January 1, 2008
We spend January 1 walking through our lives, room by room, drawing up a list of work to be done, cracks to be patched. Maybe this year, to balance the list, we ought to walk through the rooms of our lives… not looking for flaws, but for potential.
— Ellen Goodman, b. 1941
This is the last Holidailies post for the 2007 season. I’ve walked through the rooms of my life several times these past weeks. I have always been able to see both flaws and potential. My problem is turning that potential into progress. I don’t want to dwell in Emily Dickinson’s possibility anymore. I want to dwell in accomplishment.
Although today’s observation and report from a day in the life has a Christmas flavor, it’s not a Christmas piece. It’s a back to work piece. I went back to work today. I started with the prompt for January 31 in Judy Reeves’s A Writer’s Book of Days. I’ve used this resource repeatedly, always responding to the first couple of prompts in each month but then losing focus. I decided to take January but work it backwards, from the end of the month to the beginning.
The first time I wore . . . I began, and then I was writing about nylons and being forced to wear them for my Confirmation, alien items held up with garters that pinched my thighs or a garter belt that was anything but a fashionable item from the turn-him-on collection at Victoria’s Secret (why do men think these contraptions are exciting?) but a torture device full of hooks and lumpy slides that left marks on my skin, because they weren’t pantyhose but two separate stockings that my clumsy hands snagged and ruined before I’d worn them very much. I gave the whole episode to my character who sees her neighbor’s secret boyfriend cause a cat’s death, and there I was, back in fiction again.
And I really don’t know how I progressed from my character who doesn’t want to wear nylons and doesn’t really want to grow up just yet to thinking about the church of my early childhood, Saint Margaret Mary’s, named after me, my father convinced me, because he was the choir director. The facility my parents helped build will be abandoned soon when the congregation moves into a new structure. I started thinking about the crèche they use, an elaborate tableau seen at left that calls to mind the one in the Dragnet Christmas episode. The figures are out of proportion (the infant’s head is twice the size of Mary’s clasped hands and the donkey has about the same stature as a cocker spaniel) and a little shabby, having been in use for nearly sixty years. And I thought, what if, when the congregation moves into a new sanctuary, they think that it would be a good thing to get a new crèche to go with all the other new furnishings? Maybe this is the last year I can see it.
It’s the camel that draws me. When I was a little girl, I thought the beast was “life size,” and I delighted in the way my father would lift me up and let me ride on it. I looked up from my reverie and my writing and saw that it was 9:15. I knew that a Mass would be in progress or about to begin at St. Margaret Mary’s. It didn’t take me long to throw my notebook and my camera into my bag and get going, because I am all about action now.
The 9:00 Mass for the holy day (the Solemnity of Mary, the Mother of God — the new name for what I knew as the Feast of the Circumcision) was moving toward completion when I arrived.

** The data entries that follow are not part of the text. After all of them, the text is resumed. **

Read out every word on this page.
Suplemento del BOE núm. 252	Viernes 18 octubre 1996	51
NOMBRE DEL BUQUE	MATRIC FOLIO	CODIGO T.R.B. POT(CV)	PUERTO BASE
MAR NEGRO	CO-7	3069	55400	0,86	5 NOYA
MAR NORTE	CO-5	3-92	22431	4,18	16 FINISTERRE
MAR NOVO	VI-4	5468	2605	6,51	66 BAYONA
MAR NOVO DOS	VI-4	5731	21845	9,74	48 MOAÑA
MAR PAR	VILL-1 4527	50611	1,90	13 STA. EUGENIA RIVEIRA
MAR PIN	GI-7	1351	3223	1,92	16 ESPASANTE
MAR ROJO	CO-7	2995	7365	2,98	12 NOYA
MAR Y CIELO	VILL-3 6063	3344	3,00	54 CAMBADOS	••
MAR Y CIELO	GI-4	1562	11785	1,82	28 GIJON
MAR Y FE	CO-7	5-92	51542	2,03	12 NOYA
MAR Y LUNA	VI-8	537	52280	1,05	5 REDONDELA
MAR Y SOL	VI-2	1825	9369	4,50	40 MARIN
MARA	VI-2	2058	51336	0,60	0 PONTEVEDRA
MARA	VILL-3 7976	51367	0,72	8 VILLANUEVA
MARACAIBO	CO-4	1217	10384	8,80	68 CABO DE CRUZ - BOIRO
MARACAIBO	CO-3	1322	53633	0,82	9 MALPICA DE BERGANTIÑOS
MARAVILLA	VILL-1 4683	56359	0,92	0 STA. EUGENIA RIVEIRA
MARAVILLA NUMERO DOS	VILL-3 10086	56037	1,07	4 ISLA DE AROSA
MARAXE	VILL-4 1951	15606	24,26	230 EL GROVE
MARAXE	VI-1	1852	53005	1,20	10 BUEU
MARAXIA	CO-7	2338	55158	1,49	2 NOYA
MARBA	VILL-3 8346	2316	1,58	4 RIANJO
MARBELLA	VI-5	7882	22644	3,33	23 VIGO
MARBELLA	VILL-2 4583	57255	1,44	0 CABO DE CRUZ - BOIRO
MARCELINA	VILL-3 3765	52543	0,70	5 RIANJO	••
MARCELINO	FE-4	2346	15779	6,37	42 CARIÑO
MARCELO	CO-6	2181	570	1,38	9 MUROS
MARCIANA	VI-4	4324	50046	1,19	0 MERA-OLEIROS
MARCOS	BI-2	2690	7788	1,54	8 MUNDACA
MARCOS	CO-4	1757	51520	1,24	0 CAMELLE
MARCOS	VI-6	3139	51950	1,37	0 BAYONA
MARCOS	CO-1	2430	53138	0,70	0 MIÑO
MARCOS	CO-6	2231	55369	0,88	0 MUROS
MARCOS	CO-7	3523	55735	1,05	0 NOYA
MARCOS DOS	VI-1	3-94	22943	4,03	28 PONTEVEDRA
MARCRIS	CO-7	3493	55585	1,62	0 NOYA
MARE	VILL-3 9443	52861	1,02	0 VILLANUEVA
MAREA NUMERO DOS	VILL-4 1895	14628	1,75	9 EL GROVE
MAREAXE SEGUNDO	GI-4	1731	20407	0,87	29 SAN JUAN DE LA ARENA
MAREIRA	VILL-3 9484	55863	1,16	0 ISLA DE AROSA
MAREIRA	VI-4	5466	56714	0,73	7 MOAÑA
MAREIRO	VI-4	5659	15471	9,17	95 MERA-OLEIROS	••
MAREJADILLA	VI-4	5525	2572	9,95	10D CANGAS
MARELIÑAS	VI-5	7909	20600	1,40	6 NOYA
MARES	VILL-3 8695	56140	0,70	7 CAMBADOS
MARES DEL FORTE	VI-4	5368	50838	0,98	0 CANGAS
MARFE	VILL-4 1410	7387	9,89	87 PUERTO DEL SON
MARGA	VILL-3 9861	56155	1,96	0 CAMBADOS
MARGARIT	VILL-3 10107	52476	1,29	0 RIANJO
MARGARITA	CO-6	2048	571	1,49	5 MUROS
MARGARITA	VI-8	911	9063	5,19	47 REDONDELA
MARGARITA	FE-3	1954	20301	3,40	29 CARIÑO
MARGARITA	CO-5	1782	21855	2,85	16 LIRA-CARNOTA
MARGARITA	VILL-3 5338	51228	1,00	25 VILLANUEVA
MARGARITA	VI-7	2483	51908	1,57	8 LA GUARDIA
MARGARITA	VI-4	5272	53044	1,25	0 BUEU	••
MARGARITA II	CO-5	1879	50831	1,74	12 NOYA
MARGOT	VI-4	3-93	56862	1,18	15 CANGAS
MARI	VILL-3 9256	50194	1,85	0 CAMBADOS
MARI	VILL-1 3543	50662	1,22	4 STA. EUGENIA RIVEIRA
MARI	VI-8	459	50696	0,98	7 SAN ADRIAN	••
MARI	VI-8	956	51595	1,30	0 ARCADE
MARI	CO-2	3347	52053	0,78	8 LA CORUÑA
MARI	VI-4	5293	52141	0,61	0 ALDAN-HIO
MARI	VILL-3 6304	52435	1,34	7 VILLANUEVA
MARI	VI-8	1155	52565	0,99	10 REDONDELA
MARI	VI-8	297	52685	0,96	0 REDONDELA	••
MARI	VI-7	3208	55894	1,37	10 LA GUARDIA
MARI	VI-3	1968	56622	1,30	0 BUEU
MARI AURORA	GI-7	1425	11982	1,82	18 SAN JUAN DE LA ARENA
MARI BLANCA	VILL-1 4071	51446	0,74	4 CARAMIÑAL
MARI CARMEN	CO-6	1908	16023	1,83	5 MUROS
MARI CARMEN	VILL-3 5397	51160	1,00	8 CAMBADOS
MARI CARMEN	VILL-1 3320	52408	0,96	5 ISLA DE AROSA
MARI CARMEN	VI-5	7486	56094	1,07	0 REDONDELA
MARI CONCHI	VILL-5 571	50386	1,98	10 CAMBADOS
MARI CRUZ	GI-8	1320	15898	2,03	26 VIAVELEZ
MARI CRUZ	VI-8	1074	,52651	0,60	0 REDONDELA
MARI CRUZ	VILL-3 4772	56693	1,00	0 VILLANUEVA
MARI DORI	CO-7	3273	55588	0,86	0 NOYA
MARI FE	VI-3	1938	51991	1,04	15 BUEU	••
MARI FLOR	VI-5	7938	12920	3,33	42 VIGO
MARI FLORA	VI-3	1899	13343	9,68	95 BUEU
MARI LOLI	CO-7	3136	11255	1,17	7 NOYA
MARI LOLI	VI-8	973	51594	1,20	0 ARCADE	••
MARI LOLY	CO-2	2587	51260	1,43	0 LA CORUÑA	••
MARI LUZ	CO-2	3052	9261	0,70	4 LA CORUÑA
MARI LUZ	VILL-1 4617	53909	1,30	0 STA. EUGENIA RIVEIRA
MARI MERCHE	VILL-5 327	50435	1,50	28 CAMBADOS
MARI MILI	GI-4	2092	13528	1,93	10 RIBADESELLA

I sat quietly in the back, near the plaque that honors those memorialized when the remodeling and redecoration of the sanctuary was done about thirty years ago. My maternal grandparents and my maternal uncle are named there, funds for a floor vase having been given in their memory by my parents. When everyone had gone I approached the crèche.
It seems a lot of people have a devotion to visiting the scene. The figure of the infant was surrounded by folded currency, and while I was there a number of worshippers stopped to reflect for a moment and to add to the stash. A young couple were introducing their fourteen-month-old to the scene at Bethlehem, taking pictures. They did me the great favor of placing little Stephanie on the camel, and I was greatly amused to see how small the camel was in proportion to this child who is far younger than I was when I thought it was just right for me to ride across the desert with the Kings of Orient in search of adventure.
Visiting a crèche and paying my respects to a painted plaster camel should be the way every holiday season ends for me. The Magi came to pay homage to the child whose birth had been foretold, but they did not linger. They went home by another road.
And so do I head out on a new road. Happy 2008. Thank you once again for reading, so much, so often.